Deanna told her the rest. Their names would be different. Their lives. Everything.

“I have to change my name? ” Anna asked.

“You always said you hated it, remember?”

“Yeah. But . . . can’t I just change my last name?”

“Maybe. We’ll see.”

All in all, Deanna said, she thought the overwhelmingly good news that I was alive canceled out the overwhelmingly bad news that her life was being turned upside down. And that we’d lied to her all these months.

Anna said, “Jamie.”

“What?”

“My name. I like Jamie.”

I was waiting for them in Chicago.

The car rolled up to the curb and Anna jumped out before the car actually stopped and flung herself into my arms.

“Daddy,” she said. “Daddy . . . Daddy . . . Daddy . . .”

“I love you,” I said. “I’m so sorry, honey . . . I’m so — ”

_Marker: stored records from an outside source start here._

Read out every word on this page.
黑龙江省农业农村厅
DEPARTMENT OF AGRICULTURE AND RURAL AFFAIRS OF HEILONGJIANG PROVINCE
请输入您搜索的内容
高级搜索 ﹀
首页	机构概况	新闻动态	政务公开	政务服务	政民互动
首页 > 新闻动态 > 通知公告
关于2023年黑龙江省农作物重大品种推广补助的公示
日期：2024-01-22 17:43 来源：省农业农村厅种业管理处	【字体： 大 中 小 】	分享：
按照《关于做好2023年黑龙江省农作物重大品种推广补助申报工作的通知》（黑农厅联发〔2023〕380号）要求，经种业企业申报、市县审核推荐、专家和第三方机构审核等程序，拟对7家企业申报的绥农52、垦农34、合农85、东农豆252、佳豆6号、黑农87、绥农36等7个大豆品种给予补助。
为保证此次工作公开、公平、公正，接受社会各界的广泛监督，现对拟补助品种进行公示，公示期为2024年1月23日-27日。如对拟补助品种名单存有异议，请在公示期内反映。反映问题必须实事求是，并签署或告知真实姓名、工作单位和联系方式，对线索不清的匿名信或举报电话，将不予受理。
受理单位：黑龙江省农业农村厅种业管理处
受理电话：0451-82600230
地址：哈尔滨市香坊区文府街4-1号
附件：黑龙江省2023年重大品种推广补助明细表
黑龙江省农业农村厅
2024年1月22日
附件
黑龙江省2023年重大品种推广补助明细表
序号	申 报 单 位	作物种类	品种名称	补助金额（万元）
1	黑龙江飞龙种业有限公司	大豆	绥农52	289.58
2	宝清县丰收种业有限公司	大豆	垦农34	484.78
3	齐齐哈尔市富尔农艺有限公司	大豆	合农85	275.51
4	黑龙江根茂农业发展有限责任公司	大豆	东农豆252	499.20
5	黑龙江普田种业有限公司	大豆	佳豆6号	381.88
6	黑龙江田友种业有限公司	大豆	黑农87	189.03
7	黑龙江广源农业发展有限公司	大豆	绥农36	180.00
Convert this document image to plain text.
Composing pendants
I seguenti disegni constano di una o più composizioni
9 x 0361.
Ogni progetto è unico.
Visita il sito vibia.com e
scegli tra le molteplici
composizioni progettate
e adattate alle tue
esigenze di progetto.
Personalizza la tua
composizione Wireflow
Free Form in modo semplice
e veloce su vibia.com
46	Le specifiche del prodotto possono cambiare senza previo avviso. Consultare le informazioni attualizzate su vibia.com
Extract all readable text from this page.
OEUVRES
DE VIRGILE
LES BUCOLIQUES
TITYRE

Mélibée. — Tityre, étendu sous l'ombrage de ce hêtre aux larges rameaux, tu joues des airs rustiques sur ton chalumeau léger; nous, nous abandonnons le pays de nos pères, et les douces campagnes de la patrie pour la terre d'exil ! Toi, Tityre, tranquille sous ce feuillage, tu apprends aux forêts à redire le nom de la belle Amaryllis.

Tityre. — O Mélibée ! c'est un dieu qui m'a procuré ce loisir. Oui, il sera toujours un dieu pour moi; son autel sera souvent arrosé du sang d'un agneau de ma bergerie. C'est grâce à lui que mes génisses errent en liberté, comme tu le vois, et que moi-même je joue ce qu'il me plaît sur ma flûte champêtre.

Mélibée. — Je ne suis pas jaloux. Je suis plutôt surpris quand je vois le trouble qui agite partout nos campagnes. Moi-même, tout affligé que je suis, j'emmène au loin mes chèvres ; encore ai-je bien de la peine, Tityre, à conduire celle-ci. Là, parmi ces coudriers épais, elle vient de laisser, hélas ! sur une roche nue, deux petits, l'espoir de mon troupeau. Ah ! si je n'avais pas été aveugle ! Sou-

“Shh,” she said. “You’re alive.”

FORTY-NINE

Our new life.

I got up at six-thirty and made breakfast for Deanna and Anna. For Jamie. She went off to school with me. I was able to enroll her at George Washington Carver. When the principal asked if they could have her previous academic records forwarded to them, their favorite new teacher said sure — he’d notify her last school and they’d be there in a few months or so. The principal said fine and never asked me again.

I’d scouted out a local endocrinologist named Dr. Milbourne, so Anna could continue her dialysis without interruption. He asked for her records. I gave him the same answer I gave the school. He didn’t seem overly concerned because Deanna had Anna’s blood journals for the last five years. That and her current blood sugar reading and medical work-up seemed to tell him all he needed to know. He put her on dialysis in the office, and wrote her a prescription for a portable machine we could use in the house. My new medical insurance, courtesy of the Illinois Board of Ed, took care of everything.